11. The method of claim 10, further comprising storing the data at a data warehouse.

12. The method of claim 10, wherein processing the data further comprises featurizing the data.

13. The method of claim 10, wherein the raw data comprises raw structured data.

14. The method of claim 10, wherein planning a data processing work flow comprises creating a Cascading data processing workflow.

15. The method of claim 10, wherein processing the raw data further comprises implementing a Hadoop MapReduce job.

16. The method of claim 10, wherein the raw data comprises pages connected by links, page attributes describing the pages, and link attributes describing the links

17. The method of claim 10, wherein the raw data was drawn from a data source selected from the group consisting of web pages, logs of page views, click streams, transaction logs, social network feeds, news feeds, application logs, application server logs, and system logs.

18. The method of claim 10, wherein the desired data output comprises selected ones of page attributes, link attributes, and attribute attributes.

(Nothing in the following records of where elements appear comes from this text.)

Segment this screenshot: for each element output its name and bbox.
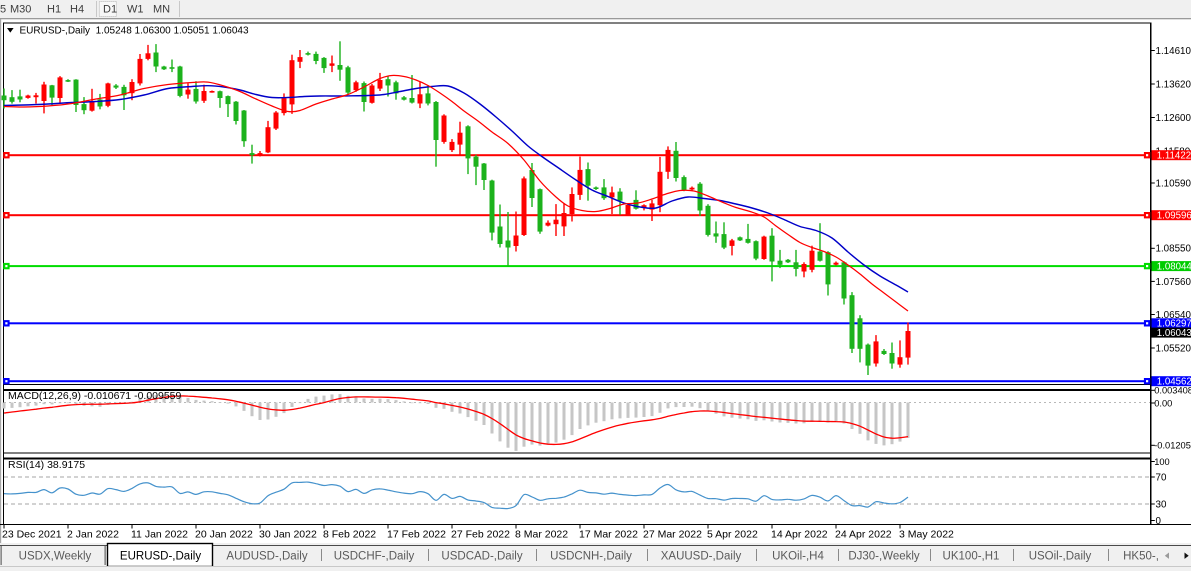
svg-text:1.06540: 1.06540: [1156, 310, 1191, 321]
svg-text:USDCAD-,Daily: USDCAD-,Daily: [441, 551, 522, 563]
svg-text:EURUSD-,Daily: EURUSD-,Daily: [120, 551, 201, 563]
svg-text:MN: MN: [153, 4, 170, 16]
svg-text:UKOil-,H4: UKOil-,H4: [772, 551, 824, 563]
svg-text:AUDUSD-,Daily: AUDUSD-,Daily: [226, 551, 307, 563]
svg-text:14 Apr 2022: 14 Apr 2022: [771, 529, 828, 541]
svg-text:W1: W1: [127, 4, 144, 16]
svg-text:USDCHF-,Daily: USDCHF-,Daily: [334, 551, 415, 563]
svg-text:XAUUSD-,Daily: XAUUSD-,Daily: [661, 551, 742, 563]
svg-text:1.10590: 1.10590: [1156, 178, 1191, 189]
svg-text:1.05520: 1.05520: [1156, 343, 1191, 354]
svg-text:1.08044: 1.08044: [1157, 262, 1191, 273]
svg-text:27 Feb 2022: 27 Feb 2022: [451, 529, 510, 541]
svg-text:MACD(12,26,9) -0.010671 -0.009: MACD(12,26,9) -0.010671 -0.009559: [8, 390, 182, 402]
svg-text:1.11422: 1.11422: [1157, 151, 1191, 162]
svg-text:D1: D1: [103, 4, 117, 16]
svg-text:17 Feb 2022: 17 Feb 2022: [387, 529, 446, 541]
svg-text:2 Jan 2022: 2 Jan 2022: [67, 529, 119, 541]
svg-text:30: 30: [1156, 499, 1167, 510]
svg-text:M30: M30: [10, 4, 31, 16]
svg-text:1.14610: 1.14610: [1156, 46, 1191, 57]
svg-text:27 Mar 2022: 27 Mar 2022: [643, 529, 702, 541]
svg-text:0: 0: [1156, 516, 1162, 527]
svg-text:24 Apr 2022: 24 Apr 2022: [835, 529, 892, 541]
svg-text:1.04562: 1.04562: [1157, 377, 1191, 388]
svg-text:20 Jan 2022: 20 Jan 2022: [195, 529, 253, 541]
svg-text:H4: H4: [70, 4, 84, 16]
svg-text:1.08550: 1.08550: [1156, 244, 1191, 255]
svg-text:70: 70: [1156, 472, 1167, 483]
svg-text:USDCNH-,Daily: USDCNH-,Daily: [550, 551, 632, 563]
svg-text:1.09596: 1.09596: [1157, 211, 1191, 222]
svg-text:DJ30-,Weekly: DJ30-,Weekly: [848, 551, 920, 563]
svg-text:11 Jan 2022: 11 Jan 2022: [131, 529, 188, 541]
svg-text:5 Apr 2022: 5 Apr 2022: [707, 529, 758, 541]
svg-text:0.00: 0.00: [1154, 398, 1172, 408]
svg-text:1.06297: 1.06297: [1157, 319, 1191, 330]
svg-text:8 Mar 2022: 8 Mar 2022: [515, 529, 568, 541]
svg-text:5: 5: [0, 4, 6, 16]
svg-text:1.12600: 1.12600: [1156, 113, 1191, 124]
svg-text:1.06043: 1.06043: [1157, 328, 1191, 339]
svg-text:30 Jan 2022: 30 Jan 2022: [259, 529, 317, 541]
svg-text:RSI(14) 38.9175: RSI(14) 38.9175: [8, 459, 85, 471]
svg-text:EURUSD-,Daily 1.05248 1.06300: EURUSD-,Daily 1.05248 1.06300 1.05051 1.…: [20, 26, 249, 37]
svg-text:HK50-,: HK50-,: [1123, 551, 1159, 563]
svg-text:1.13620: 1.13620: [1156, 79, 1191, 90]
svg-text:-0.01205: -0.01205: [1154, 441, 1191, 451]
svg-text:UK100-,H1: UK100-,H1: [943, 551, 1000, 563]
svg-text:1.07560: 1.07560: [1156, 277, 1191, 288]
svg-text:3 May 2022: 3 May 2022: [899, 529, 954, 541]
svg-text:8 Feb 2022: 8 Feb 2022: [323, 529, 376, 541]
svg-text:USOil-,Daily: USOil-,Daily: [1029, 551, 1092, 563]
svg-text:USDX,Weekly: USDX,Weekly: [19, 551, 92, 563]
svg-text:100: 100: [1154, 457, 1170, 467]
svg-text:H1: H1: [47, 4, 61, 16]
svg-text:0.003408: 0.003408: [1154, 386, 1191, 396]
svg-text:17 Mar 2022: 17 Mar 2022: [579, 529, 638, 541]
svg-text:23 Dec 2021: 23 Dec 2021: [2, 529, 62, 541]
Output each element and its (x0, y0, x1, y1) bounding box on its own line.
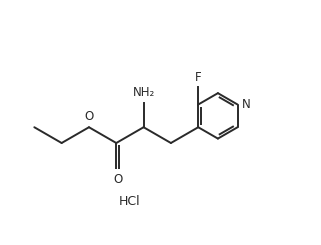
Text: N: N (242, 98, 251, 111)
Text: O: O (84, 110, 94, 123)
Text: F: F (195, 71, 202, 84)
Text: O: O (113, 173, 122, 186)
Text: HCl: HCl (119, 195, 141, 208)
Text: NH₂: NH₂ (133, 86, 155, 99)
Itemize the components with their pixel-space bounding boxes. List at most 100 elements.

19. A computer system for preparing data for data mining comprising:

a data preparation computer device comprising a memory and a processing device, the memory storing computer-readable instructions directing the processing device to: retrieve raw data pages, wherein the raw data pages each have at least one attribute; receive a data schema defining an output data format and one or more output attributes; generate a data assemble plan for the one or more output attributes; formulate a data pipeline definition according to the data assemble plan; execute a computer cluster processing operation to process the data according to the data schema and organize the data according to the output data format; and store the results of the computer cluster processing operation at a data warehouse.

20. The system of claim 19, further comprising a Hadoop cluster.